Right- or left-brain dominance is genetically determined. It’s the result of genetic complete dominance, one of three types of genetic dominance that we will look at. When dominance is complete, one of our two brain operating systems is in charge—that of the right or that of the left —and the other is recessive, subordinate. In other words, under the influence of complete dominance, our default sense of consciousness is limited to an awareness of half of a whole. Imagine how that limits our experience of consciousness and shapes our behavior.

To understand the relationship between complete dominance and human consciousness is to go a long way towards explaining why we experience polarization and what we can do to help heal its destructive outcomes. By recognizing how the three types of genetic dominance affect human consciousness, we set ourselves up to better understand ourselves, our loved ones, and our relationships with them—and to develop healthy cultures. It is crucial that we bring an end to damaging polarizations. Recognizing their source and character is a vital first step.

 
 

The role genetic dominance plays in orchestrating the brain is simple and easy to understand. Genetic dominance consists of three genetically-determined functions. Through the force of dominance, the three establish control over the design of things, and thus shape outcomes. The effect of dominance on a system can be complete, incomplete, or cooperative. As we will see, genetic dominance works to create diversity.

For example, if you breed a red flower and a white flower, under the influence of complete dominance the offspring will either be completely red or completely white flowers. There is no mixing of colors.

Under incomplete dominance, as the name suggests, the dominance of one flower color over another is incomplete. Thus, the flowers produced will display an integrated mixture of red and white, creating some shade of pink.
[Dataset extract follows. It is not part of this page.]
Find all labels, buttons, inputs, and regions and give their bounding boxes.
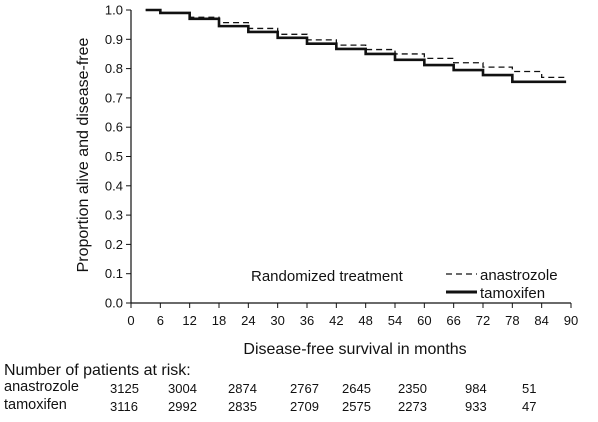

Under genetic codominance the two variables—red and white—work cooperatively as a harmonious team. This combination of the two variables produces individual blossoms that have sections that are completely red and sections that are completely white. 

Integrated systems such as incomplete dominance and codominance are holistic, fluid systems in that they produce variable outcomes. Pink, as you know, has many variations. As I explain in my video, Gender’s Four Variations, gender fluidity is a product of holistic brain operating systems and the holistic consciousness they give us.

Let’s now look more closely at the role played by these three genetic systems in determining our brain’s operating system, the system that guides how we process what we see, think, and feel about the world. 


As we have seen, genetic dominance plays a twofold role in creating diversity. First, as we have just discussed, complete dominance represses one of a binary or paired system, allowing the other to creatively express itself freely without interference, as in the example of flowers that are either all red or all white rather than some combination. This system also produces either right or left-brain dominants, people who are inherently predisposed to consciousness that is shaped by the operational characteristics of one side of the brain and have only a secondary knowledge of the other. We see an extreme example of this type of consciousness in polarized individuals who champion either a conservative or liberal approach, fail to understand the value of the complementary view, and consider those who hold it to be misinformed, and even opponents.

A second role of genetic dominance is to integrate elements of a binary or paired system. In terms of consciousness, this creates holistic-minded individuals predisposed to use both sides of the brain as a result of having their faculties genetically harmonized in one of two ways. This is a  discovery I made while conducting research for my second book and suggests that there are two fundamental variations in consciousness that have, until now, gone undiscovered, and are unrecognized by all but a few people.

Genetic incomplete dominance, the first of the two genetically integrated systems of consciousness that we will consider, unifies control and management of the brain using a single, hybrid system. Incomplete dominance gives us a holistic, hybrid perspective with which to view the world and a holistic, hybrid system to help guide our response. Genetic codominance, the other integrated system, unifies the brain’s management by employing two independent parts working in harmony, giving us a team system. Codominance informs us by using a team of complementary perspectives and helps guide our behavior by promoting a team-based response. People who have inherited a hybrid or unified system of consciousness can be either liberal or conservative, though depending on their education they are more likely to be somewhat liberal. Ultimately, most people guided by a holistic operating system are perhaps best characterized as progressive moderates since they are genetically predisposed to work toward recognizing and harmonizing the characteristics of both hemispheric operating systems.